Soccer legend has John Fashanu has revealed how he took his brother Justin’s decision to come out as gay. Justin was the first openly-gay British football star, he committed a tragic suicide in 1998. In a newspaper interview in 1990, Justin claimed to have had an affair with a married Tory MP he met in a gay bar.
John Fashanu, a former Wimbledon striker, made a shocking revelation in an interview with Daily Mirror that at the time Justin wanted to come out, he paid him £75,000 to keep quiet. John Fashanu told Daily Mirror: “I begged him, I threatened him, I did everything I could possibly do to try and stop him coming out. I gave him the money because I didn’t want the embarrassment for me or my family. Had he come out now, it would be a different ball game. There wouldn’t be an issue, but there was then. Things are different now. Now he’d be hailed a hero.”
The 53-year-old soccer legend further said: “I’ll never forget when Justin first told me. He called me in the evening time and said to me: ‘I’m gay’. Then he said to me: ‘I’m planning to go to a newspaper’. I said to him: ‘Oh heavens forbid… oh my God. We don’t need that. You’re mad’. He promised when I gave him the money he would not go out and say that. Two days later… bang… headlines in a newspaper. I looked like a sucker.

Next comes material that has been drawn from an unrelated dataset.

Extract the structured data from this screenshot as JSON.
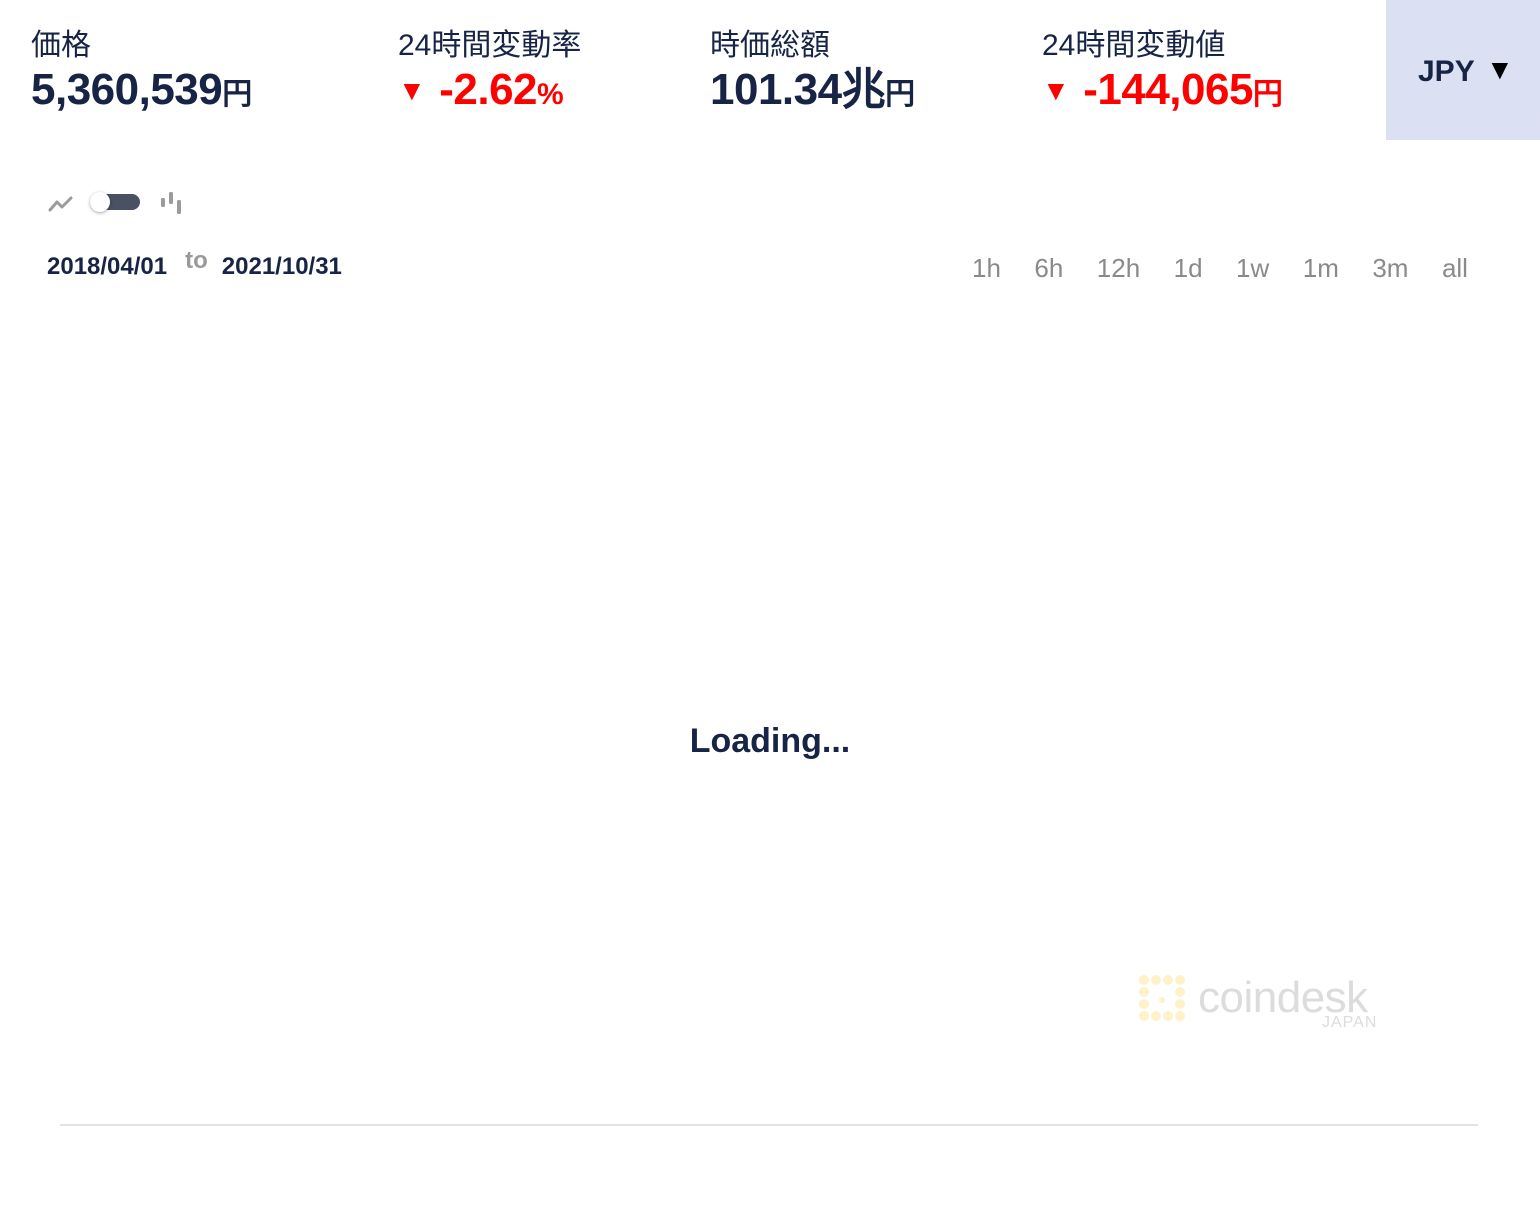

“For me and my family it was like Hiroshima or Nagasaki on our lives. It knocked us dead, it was a total shock. People might not like it, but I was trying to protect my family. You’ve got to remember the public’s perception of homosexuality at that time was that it was an abomination . It was taboo. Street boys were beating up gays in nightclubs. I give him credit for having the courage to come out and say it. But it caused a lot of confusion and animosity towards him, me, and my family.
“During matches, 30, 40, sometimes 45,000 supporters sang at me: ‘You’re big… you’re black… your a*** is up for grabs… Fashanu… Fashanu’. As a result of him saying what he said, my mother died because of the stress. She actually died a year later on the day of his birthday. She was already old, very fragile and suffering cancer. Then to be told her second eldest son was a homosexual was too much.”
But John Fashanu now sees things differently: “I’ve never spoken about these things before because I was stamped a homophobe. But things have changed and I make it very clear: I was wrong. It was ignorance on my behalf. I didn’t understand him. I was trying to protect my family and I was worried about the effect on my career. In the process I lost my brother and I am very sad about that. He committed suicide because he was so distraught the world would not accept a black man who was homosexual. I couldn’t understand it and I couldn’t accept it and so whatever relationship we had before was killed .Previous to that, we had been very close, but it just shattered everything. I didn’t speak to him again. There’s a lot of sadness and regrets.”